Asimismo, señaló la necesidad de “ampliar temporalmente el déficit fiscal para preservar la salud pública y contener el impacto económico de la pandemia”.

“La estabilidad macroeconómica debe preservarse al permitir que estas medidas temporales concluyan el año entrante—una vez que la pandemia haya concluido—y al comprometerse a un ajuste fiscal gradual a partir del 2021. Dicha estrategia debería tener como objetivo un equilibrio fiscal primario del 3½ por ciento del PIB para finales de 2024 y colocar a la deuda pública sobre una trayectoria firmemente decreciente para alcanzar el 60 por ciento del PIB en 2030, asegurando el cumplimiento con la Ley de Responsabilidad Fiscal”, agregó.
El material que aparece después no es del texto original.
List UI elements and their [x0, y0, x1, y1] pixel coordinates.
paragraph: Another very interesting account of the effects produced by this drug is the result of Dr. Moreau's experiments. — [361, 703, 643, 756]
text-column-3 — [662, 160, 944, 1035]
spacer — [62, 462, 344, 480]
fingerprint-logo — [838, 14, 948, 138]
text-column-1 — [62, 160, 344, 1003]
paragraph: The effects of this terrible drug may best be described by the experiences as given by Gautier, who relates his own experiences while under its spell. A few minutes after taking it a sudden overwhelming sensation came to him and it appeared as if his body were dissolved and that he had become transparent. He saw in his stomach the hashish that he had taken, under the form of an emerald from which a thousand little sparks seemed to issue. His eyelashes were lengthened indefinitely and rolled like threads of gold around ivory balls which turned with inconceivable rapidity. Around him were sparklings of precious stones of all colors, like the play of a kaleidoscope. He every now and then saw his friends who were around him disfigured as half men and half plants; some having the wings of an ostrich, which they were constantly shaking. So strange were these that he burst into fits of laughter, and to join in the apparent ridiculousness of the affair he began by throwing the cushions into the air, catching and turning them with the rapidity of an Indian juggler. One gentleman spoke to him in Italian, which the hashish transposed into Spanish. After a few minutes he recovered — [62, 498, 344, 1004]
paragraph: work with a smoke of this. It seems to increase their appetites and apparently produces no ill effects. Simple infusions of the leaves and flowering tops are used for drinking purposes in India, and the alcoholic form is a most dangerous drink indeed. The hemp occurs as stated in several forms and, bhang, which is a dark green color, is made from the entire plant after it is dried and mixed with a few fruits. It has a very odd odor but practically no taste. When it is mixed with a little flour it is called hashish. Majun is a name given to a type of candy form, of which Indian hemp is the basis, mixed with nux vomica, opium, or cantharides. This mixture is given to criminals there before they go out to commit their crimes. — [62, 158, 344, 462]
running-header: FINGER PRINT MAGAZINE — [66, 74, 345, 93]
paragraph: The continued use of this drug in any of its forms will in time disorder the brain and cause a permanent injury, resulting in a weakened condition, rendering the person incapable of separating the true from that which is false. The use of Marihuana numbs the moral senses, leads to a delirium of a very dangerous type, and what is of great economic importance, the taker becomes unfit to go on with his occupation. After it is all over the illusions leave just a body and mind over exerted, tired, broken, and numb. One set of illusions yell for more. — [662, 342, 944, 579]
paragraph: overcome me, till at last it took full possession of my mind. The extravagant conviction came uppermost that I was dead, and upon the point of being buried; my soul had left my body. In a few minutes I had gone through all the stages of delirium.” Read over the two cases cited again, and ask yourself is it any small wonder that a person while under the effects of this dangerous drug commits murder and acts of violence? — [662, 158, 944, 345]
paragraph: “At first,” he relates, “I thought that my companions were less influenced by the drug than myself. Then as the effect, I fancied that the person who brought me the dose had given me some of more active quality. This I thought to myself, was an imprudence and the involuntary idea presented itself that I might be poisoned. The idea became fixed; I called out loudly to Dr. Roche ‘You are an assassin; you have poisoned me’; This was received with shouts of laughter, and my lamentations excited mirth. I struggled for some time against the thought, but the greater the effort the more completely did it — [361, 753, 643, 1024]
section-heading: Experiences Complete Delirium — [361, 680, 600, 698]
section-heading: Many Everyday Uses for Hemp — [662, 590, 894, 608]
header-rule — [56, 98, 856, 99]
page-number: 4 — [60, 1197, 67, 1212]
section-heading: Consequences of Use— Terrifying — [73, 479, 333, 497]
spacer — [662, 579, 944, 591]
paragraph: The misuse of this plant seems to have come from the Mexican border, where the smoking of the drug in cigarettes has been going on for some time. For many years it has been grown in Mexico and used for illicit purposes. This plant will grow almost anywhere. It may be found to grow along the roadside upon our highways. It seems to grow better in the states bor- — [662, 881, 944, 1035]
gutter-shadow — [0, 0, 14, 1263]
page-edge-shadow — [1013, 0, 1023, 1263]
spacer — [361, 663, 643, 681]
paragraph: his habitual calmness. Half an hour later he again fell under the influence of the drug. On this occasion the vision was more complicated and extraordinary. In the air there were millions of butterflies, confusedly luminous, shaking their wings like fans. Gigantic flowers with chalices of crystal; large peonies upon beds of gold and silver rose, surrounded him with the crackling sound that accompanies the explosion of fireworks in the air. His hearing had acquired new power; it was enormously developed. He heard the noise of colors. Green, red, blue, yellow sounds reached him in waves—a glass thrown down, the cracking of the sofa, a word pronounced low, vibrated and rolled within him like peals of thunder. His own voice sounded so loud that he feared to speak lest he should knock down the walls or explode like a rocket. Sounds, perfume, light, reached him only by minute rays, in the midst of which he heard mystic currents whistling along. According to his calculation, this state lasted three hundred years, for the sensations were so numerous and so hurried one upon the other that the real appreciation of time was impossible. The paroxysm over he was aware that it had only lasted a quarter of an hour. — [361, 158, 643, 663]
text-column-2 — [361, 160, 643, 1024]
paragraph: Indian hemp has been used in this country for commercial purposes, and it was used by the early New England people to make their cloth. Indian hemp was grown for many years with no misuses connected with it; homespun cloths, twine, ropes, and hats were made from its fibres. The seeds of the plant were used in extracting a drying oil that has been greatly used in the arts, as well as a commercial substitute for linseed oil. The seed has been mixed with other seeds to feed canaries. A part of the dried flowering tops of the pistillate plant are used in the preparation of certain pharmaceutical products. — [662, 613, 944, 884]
De acuerdo al informe sobre Perspectivas de la Economía Mundial (WEO) del Fondo Monetario se prevé que la pandemia en nuestro país provoque una contracción de hasta -5.4 % en la economía. Cabe destacar que El Salvador no es el único que reportará un decrecimiento este 2020, ya que 9 de cada 10 países miembros del FMI sufrirán dicha contracción.